Меня уведомили, и уведомили положительно, что пасынок мой, Павел Александрович Исаев, молодой человек около двадцати одного года, отправился из Петербурга в Москву, в конце февраля, с целью явиться к Вам и испросить у Вас денег, в счет моей работы, - от моего ли имени, или прямо для себя не знаю. Получив это известие, я был убит и не знал что делать. Вы так деликатно со мной поступали и вдруг, через меня, такое беспокойство! Но так как это очень могло быть (а если не было, то еще может случиться), то позвольте мне сделать некоторые объяснения.
Уезжая за границу, я оставил моего пасынка, всегда жившего со мною, под косвенным, нравственным надзором искреннего и доброго друга моего Аполлона Николаевича Майкова, через которого и пересылал всё что мог для его содержания. Этот пасынок мой - добрый честный мальчик, и это действительно; но, к несчастию, с характером удивительным: он положительно дал себе слово, с детства, ничего не делать, не имея при этом ни малейшего состояния и имея при этом самые нелепые понятия о жизни. Из гимназии он выключен еще в детстве, за детскую шалость. После того у него перебывало человек пять учителей; но он ничего не хотел делать, несмотря на все просьбы мои, и до сих пор не знает таблицы умножения. Он, однако, уверен, и год назад спорил с Аполлоном Николаевичем Майковым, что если он захочет, то сейчас же найдет себе место управляющего богатым поместьем. Тем не менее, повторяю, до сих пор, лично, он - мил, добр, услужлив при истинном благородстве; немного заносчив и нетерпелив, но совершенно честен. Уезжая, я оставил ему денег, потом присылал сколько мог.
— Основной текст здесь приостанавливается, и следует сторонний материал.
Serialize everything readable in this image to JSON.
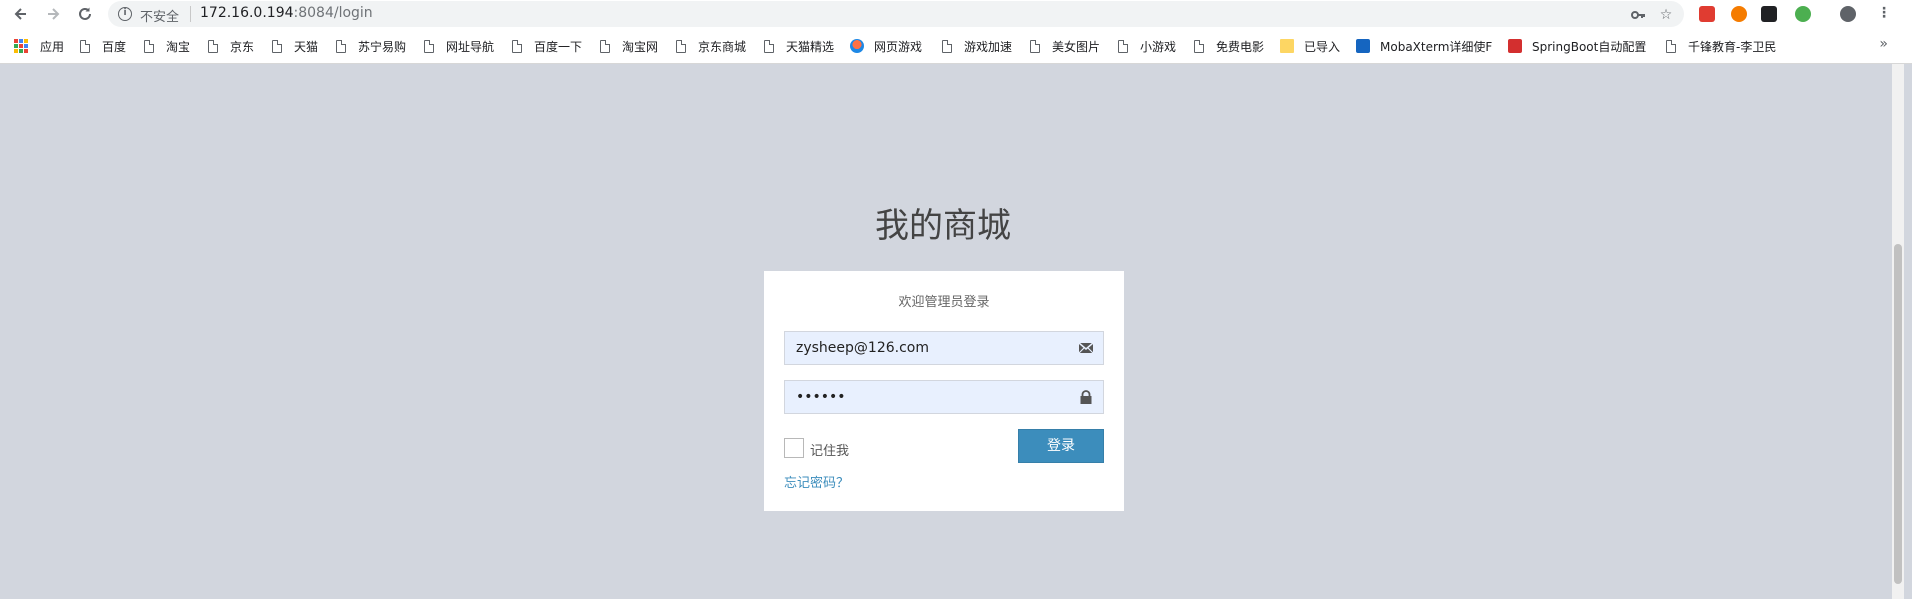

Но в последние три месяца я нуждался ужасно, несмотря на беспрерывные присылки мне Вами денег и несмотря на чрезвычайную скромность и даже крайность моей жизни. Всё дело в сделанном раньше долге, хотя и очень небольшом, здесь в Женеве, в болезни жены и в некоторых экстренных расходах. То, что я не могу посылать помощи вдове моего брата и пасынку, сокрушало меня здесь до боли. Но, однако же, в эти три месяца я все-таки пересылал ему 20 руб. деньгами и отдал за него 30 р. долгу. Стало быть, он не получал от меня денег всего какой-нибудь месяц. Между тем мои родственники и знакомые упросили его в это время принять хоть какое-нибудь служебное место, и я с чрезвычайной радостию узнал, что он наконец решился взяться за какой-нибудь труд. Он служил месяца два в Петербурге в адресном столе (место, конечно, по способностям). Вдруг слышу, что он поссорился с начальством и отправился в Москву, прямо к Вам, чтоб взять у Вас денег, на том основании, что я: "обязан его содержать".